It is not until quite recently that I have learned to fully appreciate the beauty of the Christian Year (the liturgical calendar, if you will). I have learned about the way in which this Christian Year tells the Christian story over and over again from the season of Advent to Christmas to Easter to Pentecost and back again. When one observes the Christian Year and its seasons, one dances to the rhythm of the life of Christ and is clothed in His own life: a life a feast and fast, of joy and sorrow intermingled.
Today is one particular day on which we remember the sorrow of sin. Today is the beginning of the 40-day season of Lent: a season of fasting, of penitence and repentance. Today is Ash Wednesday. For centuries, Christians all over the world have observed this day that serves as a reminder of mortality and the utter sinfulness of fallen humanity. Christian believers receive ashes on their foreheads in the sign of the cross. It is this symbol which, for me, carries with it the deepest grief, but also the strongest hope, the gut-wrenching agony of sin and the thrilling, exuberant hope of resurrection life.
Much of this paradoxical feeling has to do with the symbol sitting on my forehead at this very moment. I often have to ask myself, “What does it mean to be a person of the cross?”
On the one hand, it means to repent of our sin which nailed Christ to the cross.
We are to remember Christ’s suffering on the cross because we are they for whom He suffered, and we are also they who crucified him… and continue to crucify him. We transgress in thought and word and deed, and drive the nails deeper into his hands and feet.
I, we, all of us are sinners: mortal sinners. The Apostle Paul made it quite clear in his letter to the Colossians that we were “dead in our trespasses” (2:13). Sin does not merely make us bad or immoral people. It turns us into the living dead. Indeed, “the wages of sin is death.” (Rom. 6:23) We are mortal because of our sinful human nature. As the minister who placed ashes on my forehead reminded me today, “You are dust, and to dust you shall return.”
This is the one side of the Ash Wednesday cross that we rarely (if at all) enjoy speaking about. Indeed, who does enjoy the confession of sin, of one’s deepest, darkest thoughts and secret wrongs? We tend to remain secretive when it comes to our sin. We are like Adam and Eve in the garden: those who attempt to hide from God and from others that sin which so easily and obviously entangles us. We, like Adam and Eve are ashamed, for we know that we cannot stand before a holy, immaculate, spotless God in our tarnished, sinful state; and we are deeply grieved.
But, the beauty of Ash Wednesday also lies in the fact that we are told to “Repent and believe in the Gospel.” This Gospel is the scandalous Gospel of Jesus Christ: God made Man, come to die for the sins of the world. It is his cross that adorns our foreheads this day as a symbol of defeat and death turned to victory and triumph over death. For on the third day Christ rose again, and in him we have true life, life abundant: He is, indeed, the Resurrection and the Life (John 11:25).

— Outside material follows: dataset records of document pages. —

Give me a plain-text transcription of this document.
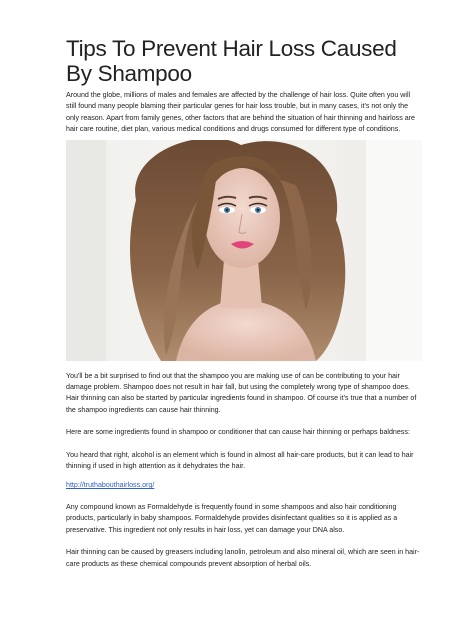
Tips To Prevent Hair Loss Caused By Shampoo

Around the globe, millions of males and females are affected by the challenge of hair loss. Quite often you will still found many people blaming their particular genes for hair loss trouble, but in many cases, it's not only the only reason. Apart from family genes, other factors that are behind the situation of hair thinning and hairloss are hair care routine, diet plan, various medical conditions and drugs consumed for different type of conditions.

You'll be a bit surprised to find out that the shampoo you are making use of can be contributing to your hair damage problem. Shampoo does not result in hair fall, but using the completely wrong type of shampoo does. Hair thinning can also be started by particular ingredients found in shampoo. Of course it's true that a number of the shampoo ingredients can cause hair thinning.

Here are some ingredients found in shampoo or conditioner that can cause hair thinning or perhaps baldness:

You heard that right, alcohol is an element which is found in almost all hair-care products, but it can lead to hair thinning if used in high attention as it dehydrates the hair.

http://truthabouthairloss.org/

Any compound known as Formaldehyde is frequently found in some shampoos and also hair conditioning products, particularly in baby shampoos. Formaldehyde provides disinfectant qualities so it is applied as a preservative. This ingredient not only results in hair loss, yet can damage your DNA also.

Hair thinning can be caused by greasers including lanolin, petroleum and also mineral oil, which are seen in hair-care products as these chemical compounds prevent absorption of herbal oils.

What is more, this claim that has been placed upon us through Christ’s death and resurrection bids us come and die with him, as Dietrich Bonhoeffer reminded us (The Cost of Discipleship). Christ has called us to live as he lived, to suffer as he suffered, to die as he died, to be holy as he is holy. This ashen cross means that we must be people who pursue the cruciform life, whose calling it is to live into the image and likeness of God in Christ, who loved us so greatly that he freely gave his life for us that we might be dead to our sin, and fully alive in him to lead a radically transformed life.
This is the paradoxical mixture of grief and hope, of sorrow and triumph, of agony and joy that comes as a result of the observance of Ash Wednesday. On this day, as we notice those walking past us with ashen crosses on their foreheads, let us remember that we serve a sinless God who took on our sin for us, that we might live.